Nonconformist Diaspora: Unofficial Soviet Art in the United States

Grigory Gurevich about Pantomime Theater and Immigrant Artists

The Nonconformist or “unofficial art” movement took place in Russia from 1953 to 1986. It was unofficial due to governmental persecution. When totalitarianism ruled, it did not leave a trace of diversity. Because of this, artists stood up and fought for their values and beliefs. These artists opposed the totalitarian regime by creating works that reflected its oppression. As Joseph Backstein explains, “The creation of this nonconformist tradition was impelled by the fact that an outsider in the Soviet empire stood alone against a tremendous state machine, a great Leviathan that threatened to engulf him. To preserve one’s identity in this situation, one had to create a separate value system, including a system of aesthetic values.” Nonconformist movement grounds in fighting the governmental mechanism and values.

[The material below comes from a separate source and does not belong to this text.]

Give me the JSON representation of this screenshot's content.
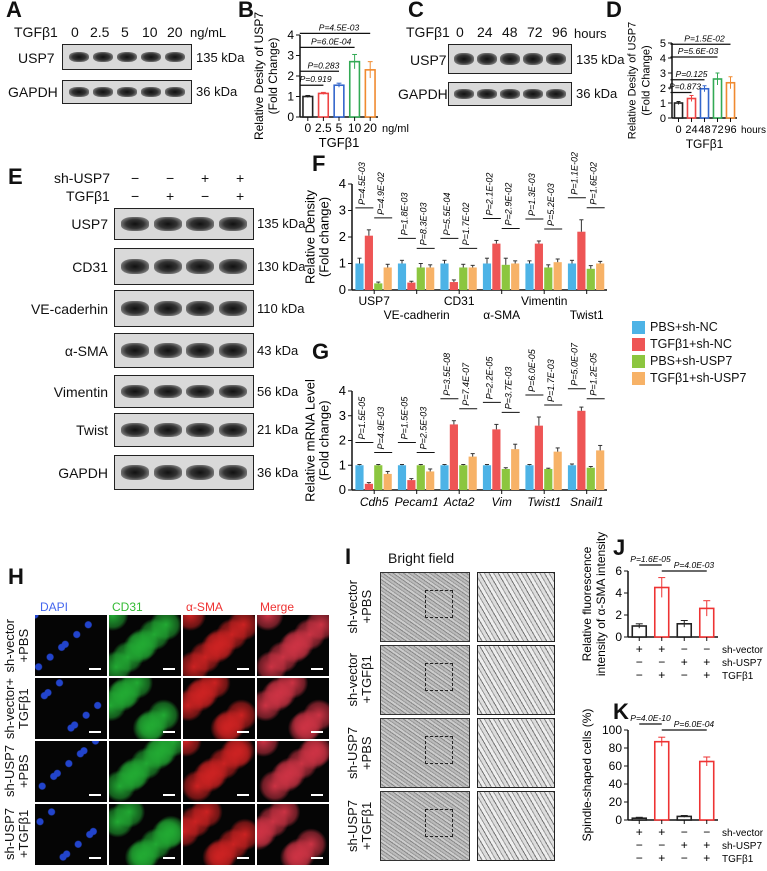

The Nonconformist movement of painters are mostly known among Russians and artists and advocates in the field, however, not so much is known about the theater movement. Grigory Gurevich, the pantomime actor, director, painter and sculptor – today a multi-media artist – was invited to share Nonconformist diaspora insights with the MoRA community. Grigory created his own pantomime group in 1966, the first professional pantomime group in Russia. Over some time his company grown and joined the famous theater of Arkady Raikin. Raikin was a famous theater actor and director, which allowed Grigory and his group to perform “alternative” shows without facing pressure from the government. After a while, Grigory split from Raikin’s theater and could not continue staging his shows on his own due to persecution. He had to move to the US to be able to continue his work freely.

Grigory Gurevich about pantomime

Grigory discussed the Nonconformist movement with Dr. Margaret Dikovitskaya, the author of the book Visual Culture: The Study of the Visual after the Cultural Turn. His lecture turned into a rich and vibrant personal story about theater, ideas, emotions, juxtaposition, and professional rejection on a scale of the whole country. In Russia, Grigory created several pantomime performances including: “Acrobat”, “Man and Sea”, “Jungle”, “Black Square” and others. “Black Square” especially attracted everyone’s attention. Performed by only four actors, this pantomime expressed the power of deterrent machine, inevitability, fear, and humility.

Grigory’s pantomime “Black Square”

This program was made possible with the help of New Jersey Council for the Humanities. The topic received interest from American visitors and traces of an emotional connection from the majority of Russian visitors.